Overtime, surgery remained the main choice to cure locally advanced GC patients; since 1980, Eastern surgeons have adopted a D2 lymphadenectomy as the oncologically correct surgical approach [7;8].
Since then, slowly all the major European centers have adopted this surgical behavior of treatment except in the USA where, NCCN guidelines too, are currently recommending a D1+ or a modified D2 lymph node dissection for the management of a locally advanced disease [9].
The extent of systematic lymphadenectomy was defined as the Japanese guidelines (10) according to the type of gastrectomy conducted. In total gastrectomy D1 was defined when nodes No. 1–7 were retrieved; D2 was defined when nodes of D1 dissection plus nodes No. 8a, 9, 11p, 11d, 12a were dissected.
In Distal gastrectomy D1 was defined when nodes No. 1, 3, 4sb, 4d, 5, 6, 7 were retrieved and D2 was defined when nodes of D1 dissection plus nodes No. 8a, 9, 11p, 12a were dissected.
During the last two decades, centers have improved their learning curve for D2 lymphadenectomy. This has caused an increasing of the total number of the removed lymphonodes, a better staging of the tumor and a survival benefit.
In selected patients, oncological surgeons are now recommending an extended D3 lymphadenectomy that includes posterior lymphondal stations; this approach seems to convey survival advantages in particular in locally advanced neoplasia with serosa or/and lymphondal involvement, diffuse and proximal tumors, as the Italian Group of Gastric Cancer Research Group demonstrated [11].
Without an adequate screening program, similar to the one adopted in the East, patients in our region typically show at the diagnosis symptoms related to the disease and they are often affected by an advanced disease that could not benefit by an endoscopic treatment as opposed to what it happening in a high percentage of the Eastern patients.
Thus, we usually approach these patients in a multimodal manner integrating neoadjuvant treatments to surgery accompanied by an extended lymphadenectomy in selected cases.
Bencivenga M. recently demonstrated that a D3 lymphadenectomy could be addressed in T3 patients improving in a statistically way survival outcomes. This could be explained by the fact that the costs of a super-extended lymphadenectomy exceed the benefits in less advanced cancers as pT2-N0 stages but also in pT4b when cancer cells have already invaded the surrounding organs and a more aggressive nodal dissection is not sufficient to obtain a local control of the disease [12].
These Italian findings are confirmed by JOCG trial that also shows that a D3 lymphadenectomy might be associated with better survival in patients with tumors with subserosal invasion and not in early or more advanced disease [13].
In a recent paper Rovielo et al. [14] concluded D3 lymphadenectomy could be further explored in specialized centers for curative surgery of advanced GC, providing that an acceptable morbidity and no increase in mortality can be offered.
Considering our center, D3 lymphadenectomy has increased over the years in particular in the last five years period and in T3/T4a patients, these changes can be see also in others Western and Eastern surgical centers. Although a longer follow-up is needed, D3 seems to convey an exciting 5y-OS in patients who underwent an extended lymphadenectomy compared to D1/D2 patients (90% vs 48% vs 51%).
No major complications were noted in patients who underwent D3 surgery.
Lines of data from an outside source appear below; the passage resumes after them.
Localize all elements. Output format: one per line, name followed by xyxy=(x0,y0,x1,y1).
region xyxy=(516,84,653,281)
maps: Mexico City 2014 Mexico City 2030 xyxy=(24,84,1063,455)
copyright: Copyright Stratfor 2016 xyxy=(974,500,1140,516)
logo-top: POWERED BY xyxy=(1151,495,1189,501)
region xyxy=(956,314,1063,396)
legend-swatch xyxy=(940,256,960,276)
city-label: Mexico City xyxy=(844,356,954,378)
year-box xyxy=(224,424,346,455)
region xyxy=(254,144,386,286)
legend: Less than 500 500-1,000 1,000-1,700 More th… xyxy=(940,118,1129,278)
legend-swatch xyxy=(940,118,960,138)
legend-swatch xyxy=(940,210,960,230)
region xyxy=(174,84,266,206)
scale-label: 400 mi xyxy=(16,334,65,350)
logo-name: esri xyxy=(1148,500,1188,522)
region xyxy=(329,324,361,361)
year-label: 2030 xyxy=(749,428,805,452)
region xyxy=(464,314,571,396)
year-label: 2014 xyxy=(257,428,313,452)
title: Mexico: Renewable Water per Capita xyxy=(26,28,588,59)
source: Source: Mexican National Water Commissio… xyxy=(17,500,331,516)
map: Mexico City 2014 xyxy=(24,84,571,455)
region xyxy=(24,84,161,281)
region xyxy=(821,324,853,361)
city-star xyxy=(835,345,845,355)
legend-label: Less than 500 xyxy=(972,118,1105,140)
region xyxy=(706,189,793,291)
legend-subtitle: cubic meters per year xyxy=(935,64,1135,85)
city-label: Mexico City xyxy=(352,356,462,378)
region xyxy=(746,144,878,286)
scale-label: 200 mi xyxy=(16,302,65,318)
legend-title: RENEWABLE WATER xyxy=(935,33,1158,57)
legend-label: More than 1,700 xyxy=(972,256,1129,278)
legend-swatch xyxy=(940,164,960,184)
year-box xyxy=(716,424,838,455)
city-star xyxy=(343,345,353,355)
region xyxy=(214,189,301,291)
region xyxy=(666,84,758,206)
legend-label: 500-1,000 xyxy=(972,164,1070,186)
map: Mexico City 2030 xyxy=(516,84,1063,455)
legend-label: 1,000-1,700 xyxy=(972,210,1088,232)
Certainly we know that a D3 dissection is indisputably a more technically complicated and time consuming surgical procedure compared to D1 or D2. As a matter of fact, it requires dissection around large important vessels that are located in deep retroperitoneal space causing a major surgical stress and injury. Available data suggest that D3 can be safely performed; however data also show that high volume specialized center s adequately trained surgeons are essential [15].
Our study also shows an increasing use of minimal-invasive approach in the time period 2014-2018 as compared to the previous ones; the explanation might be link to an improved learning curve and to the introduction of robotic approach that makes easier and more feasible sovrapancreatic lymphadenectomy.
According to Italian and Japanese guidelines we approach only early disease in a mini invasive way. Laparoscopic surgery can be considered as an option to treat exclusively cStage I cancer that are resectable by distal gastrectomy as it is well underlined in the last published Japanese guidelines [10]. As for more advanced cancer, there is currently no scientific evidence to address them with laparoscopic approach, since randomized trials to look at safety and long-term outcome are currently ongoing (JLSSG0901 AND KLASS02) and since their data are not clearly published.